Il processo di normalizzazione è complesso. E questo perché oltre ai tassi di intervento bassissimi (quasi negativi), vi è stata un'espansione dei bilanci da parte delle banche centrali e la Banca del Giapponesi è impegnata a controllare la curva dei rendimenti.

Una banca centrale in genere interviene sui tassi a breve termine, aggiustando il tasso con cui presta denaro alle banche. Ma quando le banche detengono riserve importanti presso la banca centrale (un effetto collaterale automatico dell'allentamento monetario), questa smette di funzionare. Invece le banche centrali aumentano i tassi di mercato aggiustando il tasso che pagano sulle riserve. La Fed lo fa con le “operazioni di riacquisto overnight” che stabiliscono i tassi agli istituti finanziari non bancari.
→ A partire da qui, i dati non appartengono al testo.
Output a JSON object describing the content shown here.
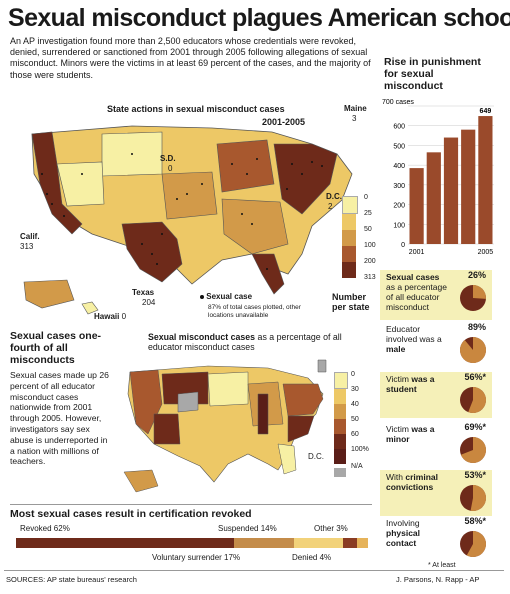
{
  "title": "Sexual misconduct plagues American schools",
  "intro": "An AP investigation found more than 2,500 educators whose credentials were revoked, denied, surrendered or sanctioned from 2001 through 2005 following allegations of sexual misconduct. Minors were the victims in at least 69 percent of the cases, and the majority of those were students.",
  "map1": {
    "title": "State actions in sexual misconduct cases",
    "years": "2001-2005",
    "labels": {
      "maine": "Maine",
      "maine_val": "3",
      "sd": "S.D.",
      "sd_val": "0",
      "dc": "D.C.",
      "dc_val": "2",
      "calif": "Calif.",
      "calif_val": "313",
      "texas": "Texas",
      "texas_val": "204",
      "hawaii": "Hawaii",
      "hawaii_val": "0"
    },
    "dot_label": "Sexual case",
    "dot_note": "87% of total cases plotted, other locations unavailable",
    "legend_ticks": [
      "0",
      "25",
      "50",
      "100",
      "200",
      "313"
    ],
    "legend_title": "Number per state",
    "colors": [
      "#f7f0a4",
      "#edc866",
      "#d29a49",
      "#a8582e",
      "#6e2a1a"
    ]
  },
  "bar_chart": {
    "title": "Rise in punishment for sexual misconduct",
    "chart_data": {
      "type": "bar",
      "categories": [
        "2001",
        "2002",
        "2003",
        "2004",
        "2005"
      ],
      "values": [
        385,
        465,
        540,
        580,
        649
      ],
      "ylabel": "cases",
      "ylim": [
        0,
        700
      ],
      "yticks": [
        "700 cases",
        "600",
        "500",
        "400",
        "300",
        "200",
        "100",
        "0"
      ],
      "xtick_labels": [
        "2001",
        "",
        "",
        "",
        "2005"
      ],
      "data_label": "649"
    }
  },
  "pies": [
    {
      "text": "Sexual cases as a percentage of all educator misconduct",
      "bold_parts": "Sexual cases",
      "pct": "26%",
      "value": 26
    },
    {
      "text": "Educator involved was a male",
      "bold_parts": "male",
      "pct": "89%",
      "value": 89
    },
    {
      "text": "Victim was a student",
      "bold_parts": "was a student",
      "pct": "56%*",
      "value": 56
    },
    {
      "text": "Victim was a minor",
      "bold_parts": "was a minor",
      "pct": "69%*",
      "value": 69
    },
    {
      "text": "With criminal convictions",
      "bold_parts": "criminal convictions",
      "pct": "53%*",
      "value": 53
    },
    {
      "text": "Involving physical contact",
      "bold_parts": "physical contact",
      "pct": "58%*",
      "value": 58
    }
  ],
  "at_least_note": "* At least",
  "side": {
    "head": "Sexual cases one-fourth of all misconducts",
    "body": "Sexual cases made up 26 percent of all educator misconduct cases nationwide from 2001 through 2005. However, investigators say sex abuse is underreported in a nation with millions of teachers."
  },
  "map2": {
    "title_bold": "Sexual misconduct cases",
    "title_rest": "as a percentage of all educator misconduct cases",
    "dc": "D.C.",
    "legend_ticks": [
      "0",
      "30",
      "40",
      "50",
      "60",
      "100%",
      "N/A"
    ],
    "colors": [
      "#f7f0a4",
      "#edc866",
      "#d29a49",
      "#a8582e",
      "#6e2a1a",
      "#5a1e18",
      "#a8a8a8"
    ]
  },
  "revoked": {
    "title": "Most sexual cases result in certification revoked",
    "chart_data": {
      "type": "bar",
      "series": [
        {
          "name": "Revoked",
          "value": 62
        },
        {
          "name": "Voluntary surrender",
          "value": 17
        },
        {
          "name": "Suspended",
          "value": 14
        },
        {
          "name": "Denied",
          "value": 4
        },
        {
          "name": "Other",
          "value": 3
        }
      ]
    },
    "labels": {
      "revoked": "Revoked 62%",
      "voluntary": "Voluntary surrender 17%",
      "suspended": "Suspended 14%",
      "denied": "Denied 4%",
      "other": "Other 3%"
    },
    "colors": [
      "#6e2a1a",
      "#c48c4a",
      "#f2d27a",
      "#8a3c23",
      "#e6b35a"
    ]
  },
  "footer": {
    "sources": "SOURCES: AP state bureaus' research",
    "credit": "J. Parsons, N. Rapp - AP"
  }
}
La Fed può ridurre il suo bilancio smettendo di reinvestire i ricavati delle obbligazioni in scadenza. In tal caso, i prestatori dovranno sostituire le obbligazioni in scadenza prima detenute dalla Fed con quelle detenute da altri investitori. Questi ultimi useranno i loro conti bancari per pagare le nuove obbligazioni. Le banche, a loro volta, utilizzeranno le riserve della banca centrale per regolare le proprie passività. E alla fine, le attività e le passività della Fed diminuiranno gradualmente. Con il tempo, altre banche centrali potrebbero seguire l'esempio.

Se tecnicamente, quindi, la politica di normalizzazione è abbastanza semplice, emergono grossi interrogativi sulla tempistica, sulle conseguenze e persino sul significato di questa normalizzazione.
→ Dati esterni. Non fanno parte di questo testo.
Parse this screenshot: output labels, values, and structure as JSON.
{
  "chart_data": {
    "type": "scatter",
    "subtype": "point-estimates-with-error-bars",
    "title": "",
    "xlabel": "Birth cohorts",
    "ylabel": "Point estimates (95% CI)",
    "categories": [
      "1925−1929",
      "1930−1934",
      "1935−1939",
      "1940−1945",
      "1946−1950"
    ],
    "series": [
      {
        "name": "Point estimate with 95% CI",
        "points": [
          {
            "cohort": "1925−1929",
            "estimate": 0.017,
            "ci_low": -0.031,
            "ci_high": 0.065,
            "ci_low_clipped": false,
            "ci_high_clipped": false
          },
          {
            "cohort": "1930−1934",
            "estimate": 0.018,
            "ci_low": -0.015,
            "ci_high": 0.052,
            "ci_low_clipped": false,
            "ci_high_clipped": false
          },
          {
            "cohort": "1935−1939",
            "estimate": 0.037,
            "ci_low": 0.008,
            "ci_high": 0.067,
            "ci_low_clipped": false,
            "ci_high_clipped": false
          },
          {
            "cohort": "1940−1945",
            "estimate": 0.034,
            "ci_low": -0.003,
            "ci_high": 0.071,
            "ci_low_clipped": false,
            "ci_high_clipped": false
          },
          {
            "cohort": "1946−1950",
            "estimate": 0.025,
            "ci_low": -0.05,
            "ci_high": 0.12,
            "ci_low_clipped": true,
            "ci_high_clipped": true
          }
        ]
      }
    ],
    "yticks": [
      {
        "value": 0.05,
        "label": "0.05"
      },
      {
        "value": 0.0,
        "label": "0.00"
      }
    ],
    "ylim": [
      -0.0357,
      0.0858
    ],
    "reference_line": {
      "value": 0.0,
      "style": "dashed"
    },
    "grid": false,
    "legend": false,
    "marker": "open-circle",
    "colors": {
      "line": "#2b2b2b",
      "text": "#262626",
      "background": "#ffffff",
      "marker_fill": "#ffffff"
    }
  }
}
Riguardo alla tempistica, la Bri non è certo l'unica a dire che la stretta avrebbe dovuto essere operata molto tempo prima. Altri sostengono che, con un'inflazione così bassa, anche negli Usa, la stretta andava ritardata o che andrebbe rallentata ora (o entrambe). Se al momento la questione della tempistica sembra essersi placata negli Usa, soprattutto perché l'economia americana si è dimostrata molto solida, è di grande attualità nell'eurozona.
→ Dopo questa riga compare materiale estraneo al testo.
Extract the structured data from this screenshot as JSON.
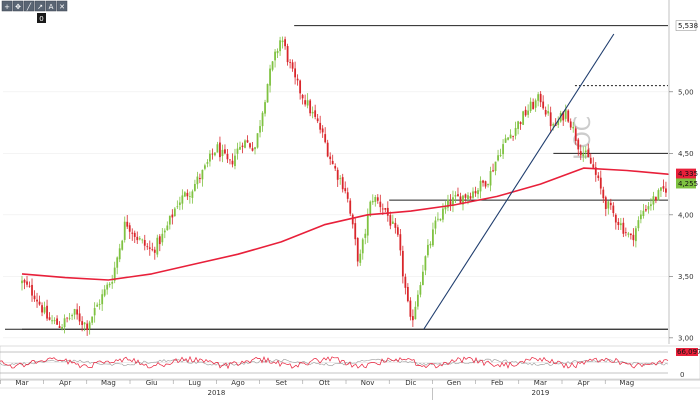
{
  "toolbar": {
    "buttons": [
      {
        "icon": "crosshair-icon",
        "glyph": "+"
      },
      {
        "icon": "pointer-icon",
        "glyph": "✥"
      },
      {
        "icon": "trendline-icon",
        "glyph": "╱"
      },
      {
        "icon": "fibonacci-icon",
        "glyph": "↗"
      },
      {
        "icon": "text-tool-icon",
        "glyph": "A"
      },
      {
        "icon": "delete-icon",
        "glyph": "✕"
      }
    ],
    "counter": "0"
  },
  "watermark": "LOC",
  "colors": {
    "up": "#7fc241",
    "down": "#d9262b",
    "ma": "#e8203a",
    "trendline": "#1f3d6e",
    "level": "#222222",
    "current_badge": "#7fc241",
    "ma_badge": "#e8203a",
    "osc_line": "#e8203a",
    "osc_fill": "#c8c8c8"
  },
  "chart_data": {
    "type": "candlestick",
    "y_axis": {
      "min": 2.95,
      "max": 5.6,
      "ticks": [
        "3,00",
        "3,50",
        "4,00",
        "4,50",
        "5,00"
      ],
      "tick_values": [
        3.0,
        3.5,
        4.0,
        4.5,
        5.0
      ]
    },
    "x_axis": {
      "months": [
        "Mar",
        "Apr",
        "Mag",
        "Giu",
        "Lug",
        "Ago",
        "Set",
        "Ott",
        "Nov",
        "Dic",
        "Gen",
        "Feb",
        "Mar",
        "Apr",
        "Mag",
        "Giu"
      ],
      "years": [
        "2018",
        "2019"
      ],
      "year_positions_month_index": [
        4.5,
        12.0
      ]
    },
    "price_labels": {
      "high": "5,538",
      "current": "4,255",
      "ma": "4,335"
    },
    "oscillator_labels": {
      "top_level": "66,0975",
      "bottom_level": "0"
    },
    "series": [
      {
        "name": "Price (weekly closes)",
        "x_month_index": [
          0.0,
          0.3,
          0.6,
          0.9,
          1.2,
          1.5,
          1.8,
          2.1,
          2.4,
          2.7,
          3.0,
          3.3,
          3.6,
          3.9,
          4.2,
          4.5,
          4.8,
          5.1,
          5.4,
          5.7,
          6.0,
          6.3,
          6.6,
          6.9,
          7.2,
          7.5,
          7.8,
          8.1,
          8.4,
          8.7,
          9.0,
          9.3,
          9.6,
          9.9,
          10.2,
          10.5,
          10.8,
          11.1,
          11.4,
          11.7,
          12.0,
          12.3,
          12.6,
          12.9,
          13.2,
          13.5,
          13.8,
          14.1,
          14.4,
          14.7,
          15.0,
          15.3,
          15.5
        ],
        "values": [
          3.45,
          3.35,
          3.15,
          3.1,
          3.2,
          3.1,
          3.3,
          3.5,
          3.95,
          3.8,
          3.7,
          3.85,
          4.1,
          4.2,
          4.35,
          4.55,
          4.4,
          4.6,
          4.55,
          5.1,
          5.45,
          5.1,
          4.9,
          4.7,
          4.4,
          4.2,
          3.6,
          4.15,
          4.05,
          3.8,
          3.1,
          3.6,
          3.95,
          4.1,
          4.15,
          4.2,
          4.3,
          4.55,
          4.7,
          4.85,
          4.95,
          4.7,
          4.85,
          4.55,
          4.4,
          4.1,
          3.95,
          3.8,
          4.05,
          4.15,
          4.25,
          4.2,
          4.26
        ]
      },
      {
        "name": "Moving average",
        "x_month_index": [
          0,
          1,
          2,
          3,
          4,
          5,
          6,
          7,
          8,
          9,
          10,
          11,
          12,
          13,
          14,
          15,
          15.5
        ],
        "values": [
          3.52,
          3.49,
          3.47,
          3.52,
          3.6,
          3.68,
          3.78,
          3.92,
          4.0,
          4.03,
          4.08,
          4.15,
          4.25,
          4.38,
          4.36,
          4.33,
          4.335
        ]
      }
    ],
    "levels": [
      {
        "value": 5.538,
        "from_month": 6.3,
        "to_month": 15.6,
        "style": "solid"
      },
      {
        "value": 5.05,
        "from_month": 12.8,
        "to_month": 15.6,
        "style": "dashed"
      },
      {
        "value": 4.5,
        "from_month": 12.3,
        "to_month": 15.6,
        "style": "solid"
      },
      {
        "value": 4.12,
        "from_month": 8.5,
        "to_month": 15.6,
        "style": "solid"
      },
      {
        "value": 3.07,
        "from_month": 0.0,
        "to_month": 15.6,
        "style": "solid"
      }
    ],
    "trendline": {
      "from": {
        "month": 9.3,
        "value": 3.07
      },
      "to": {
        "month": 13.7,
        "value": 5.47
      }
    }
  }
}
Quanto alle conseguenze della normalizzazione, gli allarmisti dicono che con rendimenti reali e nominali su obbligazioni eccezionalmente basse, i prezzi dei titoli reali (in particolare le azioni americane) eccezionalmente alti e un fardello del debito molto pesante, la stretta potrebbe scatenare il caos economico.
Già, è probabile che i tassi di interesse nominali e reali aumentino ovunque rispetto ai bassissimi livelli recenti. I rendimenti sui buoni decennali americani sono già molto superiori ai livelli di Europa e Giappone e più di un punto percentuale al di sopra del loro livello minimo.

La Fed ha smesso di acquistare circa tre anni fa e i tassi hanno cominciato ad aumentare solo due anni fa. Eppure niente di questo ha avuto qualche effetto negativo sui prezzi dei titoli o sul sistema finanziario, almeno finora. È plausibile prevedere un crollo significativo dei prezzi delle azioni rispetto ai livelli record attuali, ma è anche vero che le banche sono più solide di dieci anni fa. Ancora non possiamo prevedere se sorgeranno grossi problemi su altri versanti del sistema finanziario, con conseguenze economiche pesanti.

Infine, questo è strettamente legato a cosa s'intende per normalizzazione. Con gli attuali venti di crescita, è difficile che i tassi di interesse reali (invecchiamento e bassa crescita della produttività) e finanziari (alti livelli di debito e prezzi dei titoli) tornino ai livelli pre-crisi. Ma se i tassi restano relativamente bassi, le banche centrali avranno molto meno margine di manovra rispetto al 2008 e 2009 davanti a un'eventuale recessione, figuriamoci davanti a una crisi.
Se le banche centrali non realizzeranno un solido decollo economico, non riusciranno sicuramente a conquistare lo spazio politico che vorrebbero. Ma anche ipotizzando che riescano a far decollare l'economia, potrebbero non ottenere quello spazio perché la nuova normalità sarà diversa dalla vecchia. Peggio, se i pessimisti avessero ragione, le misure adottate per realizzare il decollo potrebbero aumentare le probabilità di una crisi. Le tecniche della stretta sembrano chiare, quello che non è ancora chiaro è cosa ne sarà delle economie e delle politiche.